Better decision opportunity number three. Look at the dollar utilization of a single asset against that of its asset class, then look at the average dollar utilization for the fleet as a whole. A better decision could come from identifying asset classes that have high dollar utilization and large demand in the local market.
But why stop there? Looking even closer, a savvy fleet manager may approach the leadership team and convince the company to take advantage of this new insight by adding only a few more of this particular high-performing asset class to create new cash flow to justify the acquisition of a known loss-leader asset class. Only a few assets though so that the company can reserve capital budget to purchase the loss-leader assets. Such a strategy could help differentiate the company from a specialist competitor and increase the overall market share of the company.
52 weeks in the year and 6 months of work is 50% time utilization. Simple but powerful.

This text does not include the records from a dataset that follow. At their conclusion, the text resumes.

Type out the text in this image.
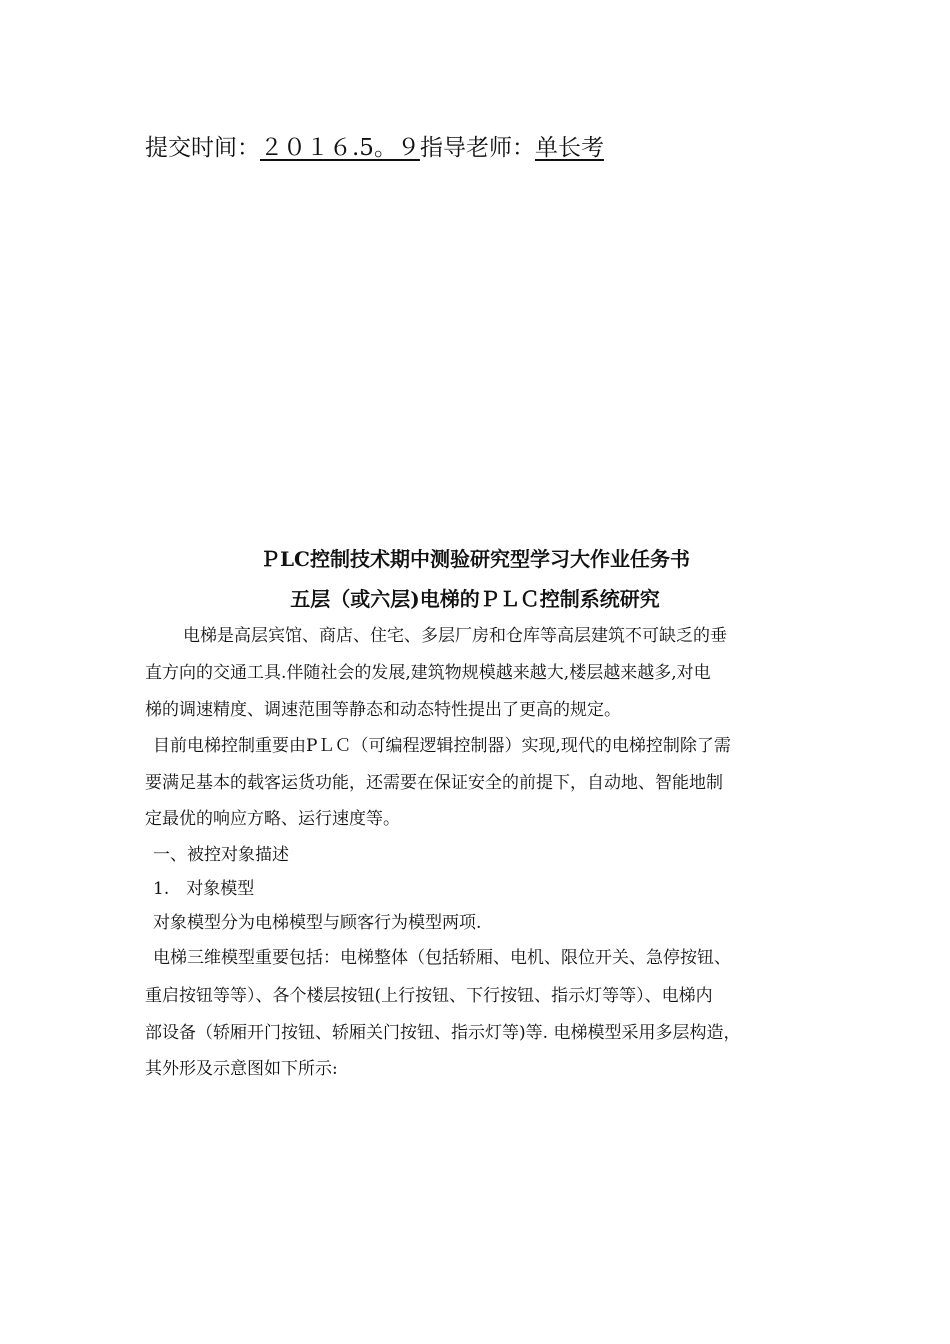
提交时间：２０１６.5。９指导老师：单长考
ＰLC控制技术期中测验研究型学习大作业任务书
五层（或六层)电梯的ＰＬＣ控制系统研究
电梯是高层宾馆、商店、住宅、多层厂房和仓库等高层建筑不可缺乏的垂
直方向的交通工具.伴随社会的发展,建筑物规模越来越大,楼层越来越多,对电
梯的调速精度、调速范围等静态和动态特性提出了更高的规定。
目前电梯控制重要由PＬＣ（可编程逻辑控制器）实现,现代的电梯控制除了需
要满足基本的载客运货功能，还需要在保证安全的前提下，自动地、智能地制
定最优的响应方略、运行速度等。
一、被控对象描述
1.　对象模型
对象模型分为电梯模型与顾客行为模型两项.
电梯三维模型重要包括：电梯整体（包括轿厢、电机、限位开关、急停按钮、
重启按钮等等）、各个楼层按钮(上行按钮、下行按钮、指示灯等等）、电梯内
部设备（轿厢开门按钮、轿厢关门按钮、指示灯等)等. 电梯模型采用多层构造，
其外形及示意图如下所示:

Better decision opportunity number four. Knowing that time utilization for any asset class has reached a certain marker like 80% you know there is little chance in the equipment rental industry that an asset would be available to work when the demand comes up. Customers being turned away because there is nothing available is troublesome.
In closing, I hope you are poised to better appreciate how looking a little closer at asset classes and assets themselves leads to more intelligent, and near real-time decision-making opportunities. Time to look into the future and plan on spending some of that new metric earned cash.